|
|
|
-
Could it be the developer ? It seems that we used Ferric Sulphate (Fe2(SO4) 3) instead of Ferrous Sulphate FeSO4. The stuff we used was pale yellow instead of light green crystals.
tx, Marc
We cannot change how the cards are dealt, just how to play the hand...
Randy Pausch
-
marc... again... 15mins is a LONG time. Its called wet plate collodion, because the plate needs to stay "wet" (as in it needs to remain damp and moist).
I've done 8mins exposures where 3/4 of the plate is blank because it dried out.
Wet plate shooters use those HUGE brass lenses for more than just the swirly bokeh they give, they provide wide open apertures to make the exposure times manageable.
Before messing with everything else, this seems like the most obvious culprit. I'd try a wider aperture, more sunlight, etc to get some shorter exposure times.
Nigel Tufnel: It's like, how much more black could this be? and the answer is none.
None more black.
-
 Originally Posted by scootermm
marc... again... 15mins is a LONG time. Its called wet plate collodion, because the plate needs to stay "wet" (as in it needs to remain damp and moist).
I've done 8mins exposures where 3/4 of the plate is blank because it dried out.
Wet plate shooters use those HUGE brass lenses for more than just the swirly bokeh they give, they provide wide open apertures to make the exposure times manageable.
Before messing with everything else, this seems like the most obvious culprit. I'd try a wider aperture, more sunlight, etc to get some shorter exposure times.
We will try of course shorter exposure times 1-2-3 secs as advised, we will do this when our class gathers next time. Just checking whether everything else might influence the process.
We use a Rodenstock 210 Gerogon on an vintage wooden process camera.
I 'll keep you informed.
thx, Marc
We cannot change how the cards are dealt, just how to play the hand...
Randy Pausch
-
Here's an ambrotype showing evidence of drying out opposite the pour-off corner.

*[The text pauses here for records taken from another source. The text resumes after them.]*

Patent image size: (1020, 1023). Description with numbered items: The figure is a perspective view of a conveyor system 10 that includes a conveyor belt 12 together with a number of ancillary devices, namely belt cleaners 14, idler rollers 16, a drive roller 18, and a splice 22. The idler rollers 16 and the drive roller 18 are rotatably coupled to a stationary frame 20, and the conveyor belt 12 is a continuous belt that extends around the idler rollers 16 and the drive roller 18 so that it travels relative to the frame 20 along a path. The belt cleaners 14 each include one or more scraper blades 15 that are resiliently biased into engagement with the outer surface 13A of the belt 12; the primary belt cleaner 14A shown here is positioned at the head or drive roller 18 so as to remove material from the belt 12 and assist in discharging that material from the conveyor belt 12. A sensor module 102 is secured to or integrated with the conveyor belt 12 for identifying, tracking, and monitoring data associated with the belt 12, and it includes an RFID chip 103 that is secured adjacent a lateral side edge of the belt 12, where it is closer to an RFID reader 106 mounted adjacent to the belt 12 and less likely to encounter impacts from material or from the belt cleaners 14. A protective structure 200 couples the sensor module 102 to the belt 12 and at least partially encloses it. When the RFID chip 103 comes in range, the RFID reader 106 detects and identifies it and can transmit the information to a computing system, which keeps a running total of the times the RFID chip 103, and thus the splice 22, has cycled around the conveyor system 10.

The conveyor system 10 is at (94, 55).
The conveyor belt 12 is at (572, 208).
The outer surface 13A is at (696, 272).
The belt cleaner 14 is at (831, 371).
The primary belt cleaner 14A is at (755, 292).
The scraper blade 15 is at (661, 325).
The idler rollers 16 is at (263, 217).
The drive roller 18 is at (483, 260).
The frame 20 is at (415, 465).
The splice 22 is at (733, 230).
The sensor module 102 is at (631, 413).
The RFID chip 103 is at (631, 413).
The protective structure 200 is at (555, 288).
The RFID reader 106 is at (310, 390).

The plate was exposed roughly 2 minutes after it came out of the silver tank. Exposure was about 8 seconds in the camera in open shade IIRC. Developed in ferrous sulfate roughly 45 seconds after the camera exposure was made. So, from pouring through sensitizing, exposure and developing, the elapsed time was about 7 minutes total and the plate was still partially dried out. This one was made with sodium salts which tend to dry quicker than other salts such as potassium bromide and potassium iodide.
Joe
-
 Originally Posted by Marc Leest
Could it be the developer ? It seems that we used Ferric Sulphate (Fe2(SO4) 3) instead of Ferrous Sulphate FeSO4. The stuff we used was pale yellow instead of light green crystals.
tx, Marc
Ferrous sulfate is the developer. It is light green in color in powdered form and tends to age to an orange sherry color when mixed with the water, acetic acid, and alcohol.
Joe
-
Sponsored Ad. (Subscribers to APUG have the option to remove this ad.)
-
So, we did a new test, and the results were much better, albeit not great. We got an faint image (exposure was 10 sec), but we had / have some problems with the sensitized collodion, while being in the silvernitrate bath, the collodion came loose from the plate, and it was not possible to continue (got an headache from the ether/alcohol vapours )
We cannot change how the cards are dealt, just how to play the hand...
Randy Pausch
-
 Originally Posted by Marc Leest
..the collodion came loose from the plate, and it was not possible to continue
Are you cleaning your glass thouroughly? Roughing the edges of the glass? Subbing the edges with albumen? Using alcohol as a replacement for ether? There are many things that can contribute to lifting.